There are (mostly) two types of concurrency bugs: Non deadlock and deadlock bugs.
Of the non-deadlock bugs, the main types are:
- Atomicity Violation Bugs
- Order Violation Bugs
The rest of this section deals with deadlock bugs.
There are 4 conditions that must be satisfied for a deadlock bug:
- Mutual exclusion
- Hold-and-wait: They hold the lock while waiting for other resources
- No preemption: Resources cannot be forcible removed from threads that hold them.
- Circular wait: There is a circular chain of threads s.t. each holds one or more resources that are being requested by the next thread in the chain.
To solve a deadlock bug, you need to remove only one of these conditions.
Circular Wait
This is perhaps the most common way to prevent such bugs. One way to do this is to provide a total ordering on lock acquisition. If you always acquire locks in a certain order, you won’t get a deadlock.
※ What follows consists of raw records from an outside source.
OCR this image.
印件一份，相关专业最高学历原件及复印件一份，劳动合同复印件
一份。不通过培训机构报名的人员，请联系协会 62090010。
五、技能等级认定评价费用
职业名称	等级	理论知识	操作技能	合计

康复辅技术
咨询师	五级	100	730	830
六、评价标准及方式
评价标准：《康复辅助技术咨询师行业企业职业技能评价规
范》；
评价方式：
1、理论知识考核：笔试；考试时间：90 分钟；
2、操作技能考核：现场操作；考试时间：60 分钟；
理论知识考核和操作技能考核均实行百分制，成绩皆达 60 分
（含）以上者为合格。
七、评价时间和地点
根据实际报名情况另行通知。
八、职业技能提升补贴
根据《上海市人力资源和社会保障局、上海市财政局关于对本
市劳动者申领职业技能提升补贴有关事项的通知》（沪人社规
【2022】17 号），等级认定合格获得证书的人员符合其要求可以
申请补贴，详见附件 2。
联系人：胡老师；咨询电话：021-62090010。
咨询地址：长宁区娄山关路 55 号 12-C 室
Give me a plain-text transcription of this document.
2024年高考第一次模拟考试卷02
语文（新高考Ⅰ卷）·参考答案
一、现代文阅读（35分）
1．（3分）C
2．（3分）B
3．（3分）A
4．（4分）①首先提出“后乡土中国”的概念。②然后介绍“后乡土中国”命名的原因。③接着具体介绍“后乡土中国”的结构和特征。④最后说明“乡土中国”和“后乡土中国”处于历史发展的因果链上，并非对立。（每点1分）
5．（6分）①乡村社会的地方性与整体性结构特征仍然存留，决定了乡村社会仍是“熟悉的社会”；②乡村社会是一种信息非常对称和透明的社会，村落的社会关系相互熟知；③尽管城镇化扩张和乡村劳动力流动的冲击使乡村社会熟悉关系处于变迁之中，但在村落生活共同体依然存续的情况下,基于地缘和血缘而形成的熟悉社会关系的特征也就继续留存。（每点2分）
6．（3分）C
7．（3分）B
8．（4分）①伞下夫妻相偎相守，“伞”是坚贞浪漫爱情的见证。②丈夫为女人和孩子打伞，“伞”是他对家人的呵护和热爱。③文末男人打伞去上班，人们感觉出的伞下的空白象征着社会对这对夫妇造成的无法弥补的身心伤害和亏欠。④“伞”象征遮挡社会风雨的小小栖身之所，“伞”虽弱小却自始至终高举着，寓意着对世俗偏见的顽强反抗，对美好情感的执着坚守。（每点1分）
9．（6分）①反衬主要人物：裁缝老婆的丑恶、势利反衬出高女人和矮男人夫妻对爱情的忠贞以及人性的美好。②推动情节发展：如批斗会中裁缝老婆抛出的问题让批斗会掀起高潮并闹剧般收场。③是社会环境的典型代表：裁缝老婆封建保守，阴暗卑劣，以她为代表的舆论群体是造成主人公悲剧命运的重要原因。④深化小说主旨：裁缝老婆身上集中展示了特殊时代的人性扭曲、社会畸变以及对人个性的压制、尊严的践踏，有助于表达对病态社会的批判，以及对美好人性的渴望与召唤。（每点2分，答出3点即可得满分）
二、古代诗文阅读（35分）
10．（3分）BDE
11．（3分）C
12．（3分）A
When you have more then one lock, use a partial ordering.
Be careful though: If you have two locks, and a function:
func(lock1, lock2) where func will grab these locks, it may seem as if they are always grabbed in the same order, but if you have a call func(A, B) and another call func(B, A), then you don’t!
One way to get around this is to acquire them in the order of their memory location! Do it in the order of their address in memory.
Hold and Wait
You can avoid this by acquiring all locks atomically. How? Introduce a new lock for this. Always get this new lock before acquiring the other locks, and then release it at the end.
Now even if some other thread acquires the locks in another order, we won’t get a deadlock as long as the first lock it acquired was the new lock.
pthread_mutex_lock(prevention); // begin acquisition pthread_mutex_lock(L1); pthread_mutex_lock(L2); ... pthread_mutex_unlock(prevention); // end
The downside? You need to know exactly which locks need to be held to acquire them at once. And of course, this solution also seriously limits concurrency!
No Preemption
Some APIs provide something like trylock which will grab the lock if available, or return an error code. You can then try again later.
An example:
top: pthread_mutex_lock(L1); if (pthread_mutex_trylock(L2) != 0) { pthread_mutex_unlock(L1); goto top; }
It doesn’t matter what order threads acquire L1 and L2, there will be no deadlock.
You can have a livelock, though. This will happen if the threads keep trying to get the locks and are timed such that they always are blocked.
One solution to the livelock problem: Add a random delay before trying again.
Keep in mind that we’re not really dealing with the problem. If we’re going to release the lock, we need to “undo” everything we did while the lock was held (release memory, etc). The issue is that some of these details may be buried in some API due to the desire for having encapsulation that you may not know all the steps you need to do when releasing the lock after a failed attempt.
Mutual Exclusion
Could you just redesign not to have a mutex at all? In some cases, yes. These are called lock-free solutions. Sometimes with some help from HW.
Suppose your hardware had an atomic CompareAndSwap instruction that checks if the value at an address is as expected, and then changes it to a new value. It returns 1 if it succeeded, or 0 if it didn’t (i.e. the value was not the expected value).
Now look at this:
void AtomicIncrement(int *value, int amount) { do { int old = *value; } while (CompareAndSwap(value, old, old + amount) == 0); }
This will get the value at the address pointed to by value. It then checks if the value hasn’t changed, and increments it by an amount. If the value did change, it tries again before succeeding.
The big picture goal is it’s trying to increment the value by a certain amount, but it will wait till the value is stable before doing it. No lock needed!
Another example: Say you want to insert a node at the head of a list. Here is a lock-free solution:
void insert(int value) { node_t *n = malloc(sizeof(node_t)); assert(n != NULL); n->value = value; do { n->next = head; } while (CompareAndSwap(&head, n->next, n) == 0); }
Another approach to avoid deadlock is by clever scheduling. This is probably only useful in environments like embedded systems, where you may know the universe well enough to know orderings, etc to build an appropriate scheduler.
Look up the Banker’s Algorithm!
One last way to avoid deadlock is “detect and recover”. This is to allow a deadlock to occur occasionally, but then to be able to detect and recover from it. A trivial example is that if this happens in the OS, say once a year, simply allow it to happen and reboot. It’s not intellectually satisfying, but is a perfectly valid engineering solution for many domains.